И будто бы ужасно восхитился академик совпаденьем с собственными мыслями и на всю квартиру закричал:
— Ты слышишь, Люся?! Даже Валера полагает, что менять необходимо всю систему!
После этой байки я, скорей всего, и обнаружил, что давно уже весь пепел стряхиваю в виски. Впрочем, тот исправно оседал.
А вот тут рядом и стишок. Должно быть, мой, поскольку правлен в паре мест:
В стране серпа и молота
живу и тихо вою,
другие моют золото,
а я и ног не мою.
Все мысли мои — лагерные были, я уверен, только записи уже пошли и вовсе как шифровки. Взором мысленным, изрядно подогретым от количества испитого, я всюду видел трофические язвы бывших зон, особо изобильных в этом крае. А если поточней сказать, употребляя лексику физиков, — те черные дыры, сквозь которые навеки утекла значительная, лучшая — поскольку мыслящая и активная — часть российского народонаселения.
Нет, в таких высоких терминах не думал я, торча возле окна, но размышлял о лагерях, по их территориям едучи, — все время, неотрывно, словно под гипнозом находясь. Да и прочитанное давало себя знать. Не зря о лагерях так мизерна литература нынче — отравляться знанием о днях вчерашних никому сегодня неохота, я-то просто много раньше отравился.
Я, кстати, в этих поездах еще и потому тюрьму все время вспоминал, что снова часами вынужденно слушал радио. Господи, за что ж такое вешают на уши россиянам! Эту бодрую, бездарную, нахрапистую пропаганду не выражу словами, но ее отравность — безусловна. Где-то около Иркутска (ехали уже мы долго) я даже стишок об этом написал — нескладный, злобный, но по делу:
В России все отнюдь не глухо,
уже на Данию похоже:
там жертве яд вливали в ухо,
здесь научились делать то же.
В аду, подумалось, среди пыток-наказаний непременно будет круглосуточное радио, а так как там деления на сутки нет, то — вечное.

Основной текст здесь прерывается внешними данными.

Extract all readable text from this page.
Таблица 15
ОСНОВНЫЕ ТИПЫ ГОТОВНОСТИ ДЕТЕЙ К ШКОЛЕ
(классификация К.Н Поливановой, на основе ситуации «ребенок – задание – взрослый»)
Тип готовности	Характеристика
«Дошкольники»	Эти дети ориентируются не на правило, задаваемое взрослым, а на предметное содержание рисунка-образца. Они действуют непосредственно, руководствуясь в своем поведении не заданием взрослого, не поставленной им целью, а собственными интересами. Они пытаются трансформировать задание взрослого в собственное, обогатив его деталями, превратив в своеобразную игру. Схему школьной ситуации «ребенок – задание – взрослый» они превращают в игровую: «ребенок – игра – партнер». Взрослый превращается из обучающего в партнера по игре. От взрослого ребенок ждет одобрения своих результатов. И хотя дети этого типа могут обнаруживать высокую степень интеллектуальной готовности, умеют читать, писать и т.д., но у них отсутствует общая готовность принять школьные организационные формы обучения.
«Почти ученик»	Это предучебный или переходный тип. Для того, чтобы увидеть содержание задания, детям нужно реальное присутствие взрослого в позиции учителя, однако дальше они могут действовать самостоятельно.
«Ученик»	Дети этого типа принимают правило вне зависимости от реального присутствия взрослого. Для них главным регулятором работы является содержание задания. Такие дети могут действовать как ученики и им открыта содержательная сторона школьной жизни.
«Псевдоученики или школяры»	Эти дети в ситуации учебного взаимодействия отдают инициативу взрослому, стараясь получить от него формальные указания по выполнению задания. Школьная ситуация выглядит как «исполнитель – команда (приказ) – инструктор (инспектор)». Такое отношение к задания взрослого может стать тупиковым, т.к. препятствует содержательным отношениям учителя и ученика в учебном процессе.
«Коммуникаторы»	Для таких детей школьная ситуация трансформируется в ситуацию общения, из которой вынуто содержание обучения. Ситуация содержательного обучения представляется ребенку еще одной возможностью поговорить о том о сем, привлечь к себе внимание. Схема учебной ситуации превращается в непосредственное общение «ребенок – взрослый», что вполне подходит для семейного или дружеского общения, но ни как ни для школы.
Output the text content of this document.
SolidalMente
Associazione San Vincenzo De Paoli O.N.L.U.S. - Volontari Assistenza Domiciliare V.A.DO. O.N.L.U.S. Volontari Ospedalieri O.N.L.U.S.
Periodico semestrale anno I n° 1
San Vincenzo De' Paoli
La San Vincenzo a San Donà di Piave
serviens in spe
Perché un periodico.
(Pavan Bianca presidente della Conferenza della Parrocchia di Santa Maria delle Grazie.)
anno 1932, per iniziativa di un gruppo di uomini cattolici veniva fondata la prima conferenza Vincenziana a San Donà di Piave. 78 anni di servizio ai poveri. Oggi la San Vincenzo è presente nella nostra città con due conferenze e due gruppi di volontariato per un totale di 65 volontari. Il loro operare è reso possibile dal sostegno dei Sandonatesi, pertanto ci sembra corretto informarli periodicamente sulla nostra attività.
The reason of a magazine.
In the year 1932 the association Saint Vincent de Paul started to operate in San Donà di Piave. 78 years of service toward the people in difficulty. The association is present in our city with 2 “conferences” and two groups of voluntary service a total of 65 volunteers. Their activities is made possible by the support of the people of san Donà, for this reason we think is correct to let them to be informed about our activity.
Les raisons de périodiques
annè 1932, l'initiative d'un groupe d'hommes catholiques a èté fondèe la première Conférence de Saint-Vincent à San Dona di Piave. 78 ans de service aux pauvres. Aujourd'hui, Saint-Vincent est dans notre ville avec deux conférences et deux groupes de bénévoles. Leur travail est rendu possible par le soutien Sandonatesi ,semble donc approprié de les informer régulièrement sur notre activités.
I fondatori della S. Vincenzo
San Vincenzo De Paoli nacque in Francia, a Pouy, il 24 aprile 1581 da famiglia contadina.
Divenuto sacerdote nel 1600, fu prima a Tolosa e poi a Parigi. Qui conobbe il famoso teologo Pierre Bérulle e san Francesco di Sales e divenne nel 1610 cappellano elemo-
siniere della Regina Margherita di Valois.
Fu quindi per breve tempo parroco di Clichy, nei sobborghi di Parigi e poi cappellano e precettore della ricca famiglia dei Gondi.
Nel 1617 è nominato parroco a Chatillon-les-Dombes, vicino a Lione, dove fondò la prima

После Иркутска сразу и заметно участились разговоры о ползучем и безостановочном нашествии китайцев. Их число уже никак не опускалось ниже миллиона и заметно вырастало у энтузиастов этого грядущего порабощения. И многие из этих натекающих пришельцев благодаря феноменальному, забытому в России трудолюбию уже достигли процветания. Что раздражает, как известно, граждан России куда сильнее, чем любые личностные недостатки.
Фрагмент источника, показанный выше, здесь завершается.